Could this be the same actor whose best-known appearance at a film-festival press conference involved muttering about sardines and then wearing a paper bag over his head? Earlier today, LaBeouf smiled, looked reporters in the eye, and offered encouraging fist-bumps to his costars, many of whom had never acted before and had certainly never come to the Croisette. When I asked him about his character’s big scene dancing in a K-Mart to “We Found Love” — the powerhouse song from LaBeouf’s former fling Rihanna — he was sheepish and self-deprecating: It was shot on his very first day, LaBeouf said, and whether Arnold had intended it or not, the dance sequence cut his ego down to size in front of the other actors. “On that first day, everybody’s alpha-male-ing around the set, and she’s like ‘Hey, I need you to body roll to Rihanna right now,’” he said. “A little awkward.”
He wasn’t precious about his process, either: LaBeouf spent a week embedded with a magazine-selling crew in order to prep for his character, but when a journalist prompted him to talk about how these young people’s hardscrabble existence may have changed him — the sort of anecdote that can be catnip for an actor to divulge — LaBeouf didn’t take the bait. “This is not new information,” he said gently. “It’s not like I discovered it. In Bakersfield, where my father was for a stint, the only thing there is a prison. And everybody works in the prison.”
Another reporter mentioned an upcoming project where LaBeouf will play hothead tennis player John McEnroe, the sort of casting that could be considered on the nose: Like McEnroe, the sometimes-arrested LaBeouf has a history of flying off the handle and veering outside the lines. Instead, he simply shrugged his shoulders and related that character to his American Honey lead: “Jake is me, and so is McEnroe.
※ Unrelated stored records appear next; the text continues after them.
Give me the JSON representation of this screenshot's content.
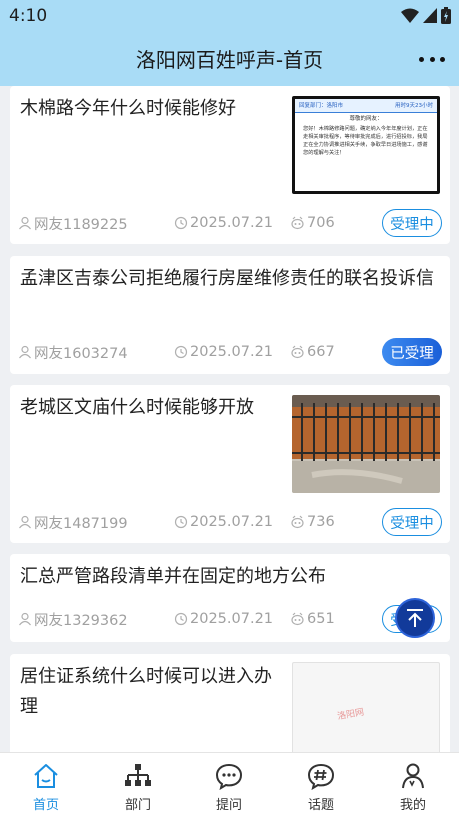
{
  "status_bar": {
    "time": "4:10"
  },
  "header": {
    "title": "洛阳网百姓呼声-首页"
  },
  "posts": [
    {
      "title": "木棉路今年什么时候能修好",
      "user": "网友1189225",
      "date": "2025.07.21",
      "views": "706",
      "status": "受理中",
      "thumb": {
        "dept_label": "回复部门：",
        "dept_name": "洛阳市",
        "reply_date": "用时9天23小时",
        "greeting": "尊敬的网友：",
        "body": "您好！木棉路修路问题，确定纳入今年年度计划，正在走相关审批程序，等待审批完成后，进行招投标，我局正在全力协调推进相关手续，争取早日进场施工，感谢您的理解与关注！"
      }
    },
    {
      "title": "孟津区吉泰公司拒绝履行房屋维修责任的联名投诉信",
      "user": "网友1603274",
      "date": "2025.07.21",
      "views": "667",
      "status": "已受理"
    },
    {
      "title": "老城区文庙什么时候能够开放",
      "user": "网友1487199",
      "date": "2025.07.21",
      "views": "736",
      "status": "受理中"
    },
    {
      "title": "汇总严管路段清单并在固定的地方公布",
      "user": "网友1329362",
      "date": "2025.07.21",
      "views": "651",
      "status": "受理中"
    },
    {
      "title": "居住证系统什么时候可以进入办理",
      "thumb_stamp": "洛阳网"
    }
  ],
  "tabs": [
    {
      "label": "首页",
      "icon": "home-icon"
    },
    {
      "label": "部门",
      "icon": "org-chart-icon"
    },
    {
      "label": "提问",
      "icon": "chat-bubble-icon"
    },
    {
      "label": "话题",
      "icon": "hashtag-chat-icon"
    },
    {
      "label": "我的",
      "icon": "user-icon"
    }
  ],
  "colors": {
    "header_bg": "#a9dcf6",
    "accent": "#1a8ee0",
    "badge_accepted": "#1a5fd8",
    "fab": "#123a9a"
  }
}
That’s it,” he said. “I understand these people. I sympathize, I get it. I turn things up, I turn things down, [but] it’s me.”
Can Shia find his way back from the performance-art wilds, a la Joaquin Phoenix, and reestablish a big-studio career? Does he still want to? It isn’t clear, but today’s press conference was at least an encouraging step when it comes to sense of self: LaBeouf has often plunged so deeply into his roles that it unnerves his fellow costars, so to finally see him so put-together off-screen perhaps suggests that he’s found a way to reconcile work and life. There’s a charming sentence in the press notes for American Honey that refers to LaBeouf’s nonprofessional costars as “spirited debutantes who may or may not decide to pursue the acting profession.” Even LaBeouf, who’s been acting since he was a child, seems to have been at that crossroads as of late. I wonder if he’s finally decided which way to go.